Facciamoci domande, è arrivato il momento.
La violenza, in tutte le sue forme, è da sempre oggetto di climax, caratterizzazione del protagonista, happy ending rovesciati. È tutto così facile sullo schermo.
Lo stesso schema narrativo
È noto oramai a tutti gli italiani lo “schema narrativo” del fenomeno del femminicidio: la vittima è una donna in un’età compresa tra i 20 e i 35 anni, il carnefice è un maschio etero con manie di ossessione e controllo. Questo perde la testa, compie l’atto e si dichiara da subito colpevole; oppure nei casi più disperati decide di suicidarsi.
Perché uno “schema narrativo”? Ci sono i protagonisti, c’è una causa negativa, un atto violento e, in un ipotetico film, un finale che vuole racchiudere una sorta di giustizia per tutte le vittime di femminicidio.
Sono numerosi i lungometraggi in cui è presente il tema della violenza, anche sulle donne: per alcuni generi è diventato caratterizzante, come l’horror e i suoi sottogeneri più macabri. Per alcune storie è diventato motivo di denuncia della stessa tematica, come La sconosciuta (G. Tornatore – 2006), Il colore viola (S. Spielberg – 1985), oppure Monster (P. Jenkins – 2006) in cui la donna è vittima e colpevole allo stesso tempo. Per alcuni registi la violenza è addirittura un tratto spettacolarizzante e distintivo della loro arte, basti pensare ai film di Tarantino o Scorsese. Per altri registi è presente, assieme a tematiche correlate, in film che hanno svoltato la loro carriera, come nel caso di Velluto blu di Lynch. Per altre è la causa portante di una storia che racconta le epoche passate in cui la donna era presa in considerazione solo per procreare, o come un semplice oggetto di divertimento. Altre ancora è al centro di un racconto in si illustra il patriarcato con toni umoristici ma che aprono la mente dello spettatore, come nel primo film di Paola Cortellesi uscito nelle sale cinematografiche solo a fine ottobre, C’è ancora domani.
E nella realtà?
Cosa succede se queste storie, invece di essere finte, nate dalla mera creazione di uno scrittore, ci palesassero davanti? Se davvero fosse una donna vicino a noi, che sia nostra madre, nostra sorella, un’amica, una cugina, una zia, o la propria ragazza, a subire una violenza fisica o mentale, cosa succederebbe? Come ci comporteremmo? Saremmo in grado di difenderla in quanto donna? Di affrontare la situazione al suo fianco e aiutarla a denunciare? Come si fa?… I tanto amati personaggi di questi film sembra che già sappiamo come comportarsi! Digitiamo un numero d’emergenza, denunciamo alla polizia… Sarebbero queste le risposte più comuni.

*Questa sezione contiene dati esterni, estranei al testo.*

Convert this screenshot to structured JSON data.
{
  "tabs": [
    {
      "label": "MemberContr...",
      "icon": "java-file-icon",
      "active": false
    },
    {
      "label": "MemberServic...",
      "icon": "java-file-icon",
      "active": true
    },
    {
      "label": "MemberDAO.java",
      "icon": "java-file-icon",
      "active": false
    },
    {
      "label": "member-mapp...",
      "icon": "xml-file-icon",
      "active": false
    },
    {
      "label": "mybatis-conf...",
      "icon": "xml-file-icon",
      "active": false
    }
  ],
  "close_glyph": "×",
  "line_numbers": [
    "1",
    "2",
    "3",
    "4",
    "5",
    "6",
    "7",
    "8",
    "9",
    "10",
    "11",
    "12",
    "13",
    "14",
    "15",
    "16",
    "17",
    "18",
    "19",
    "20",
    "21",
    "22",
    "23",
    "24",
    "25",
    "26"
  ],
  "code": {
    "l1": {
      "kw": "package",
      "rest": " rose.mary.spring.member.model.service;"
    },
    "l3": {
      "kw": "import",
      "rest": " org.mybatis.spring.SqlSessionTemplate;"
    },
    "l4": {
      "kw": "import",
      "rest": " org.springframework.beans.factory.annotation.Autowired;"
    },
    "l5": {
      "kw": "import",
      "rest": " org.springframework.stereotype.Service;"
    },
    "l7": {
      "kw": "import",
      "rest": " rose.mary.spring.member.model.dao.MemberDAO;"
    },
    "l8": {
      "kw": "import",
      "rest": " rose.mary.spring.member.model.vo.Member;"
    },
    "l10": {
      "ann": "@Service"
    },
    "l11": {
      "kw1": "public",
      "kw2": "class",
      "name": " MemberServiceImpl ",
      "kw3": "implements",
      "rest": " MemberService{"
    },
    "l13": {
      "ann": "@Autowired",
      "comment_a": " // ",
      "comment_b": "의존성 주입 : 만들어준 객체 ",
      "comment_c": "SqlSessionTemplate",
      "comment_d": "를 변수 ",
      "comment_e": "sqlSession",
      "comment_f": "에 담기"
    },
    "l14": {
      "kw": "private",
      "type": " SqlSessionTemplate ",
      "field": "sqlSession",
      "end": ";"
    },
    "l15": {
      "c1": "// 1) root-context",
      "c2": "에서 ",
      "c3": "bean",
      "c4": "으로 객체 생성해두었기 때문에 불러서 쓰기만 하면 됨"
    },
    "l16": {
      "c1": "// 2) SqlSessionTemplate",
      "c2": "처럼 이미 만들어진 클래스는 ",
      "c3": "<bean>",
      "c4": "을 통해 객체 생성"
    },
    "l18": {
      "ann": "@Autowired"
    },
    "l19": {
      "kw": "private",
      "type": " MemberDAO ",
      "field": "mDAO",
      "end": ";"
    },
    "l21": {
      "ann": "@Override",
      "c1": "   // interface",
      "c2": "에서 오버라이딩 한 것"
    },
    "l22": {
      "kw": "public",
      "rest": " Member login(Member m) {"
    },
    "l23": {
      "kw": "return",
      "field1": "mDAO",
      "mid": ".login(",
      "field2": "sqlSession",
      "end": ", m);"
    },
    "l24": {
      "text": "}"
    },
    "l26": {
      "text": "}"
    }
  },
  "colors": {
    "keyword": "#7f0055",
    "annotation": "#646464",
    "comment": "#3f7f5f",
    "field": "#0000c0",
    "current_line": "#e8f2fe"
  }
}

Ma facciamoci un’altra domanda: perché deve succedere? Perché sempre questo schema narrativo tanto usato da scrittori e registi solo perché allo spettatore maschio etero potrebbe piacere e divertirlo. Oppure in altri casi è un buon movente per l’arco di trasformazione della protagonista.
La vera sensibilizzazione
Nonostante le dovute eccezioni di film in cui si punta alla sola sensibilizzazione del pubblico in merito al femminicidio, in questi ultimi giorni chi è riuscito a smuovere veramente il pubblico sono solo Giulia e Filippo. L’ennesima vittima e l’ennesimo “mostro”. Gli ennesimi ragazzi giovani, figli di una società patriarcale che è ancora incanalata dentro la mente dell’essere umano.
Con quanto appena letto, non si vuole svalutare un’arte dal grande potere mediatore di significanti portanti della società, tantomeno si vuole far passare registi e scrittori come “usurpatori” di una tematica forte quale la violenza in tutte le sue sfumature. Ma piuttosto, come ha portato di per sé l’ultima cronaca nera, si vuole invitare il/la lettore/lettrice a chiedersi il perché dell’evolversi di un fenomeno che sta demolendo la società, tanto da essere usato continuamente da ideatori di storie.
Perché la morte di Giulia, la centocinquesima vittima di femminicidio nell’anno corrente, ha smosso l’intera nazione? Perché doveva arrivare questo ennesimo schiaffo per sensibilizzare l’essere umano?
Parliamoci, parliamone… quella di Giulia non deve diventare un tratto da una storia vera.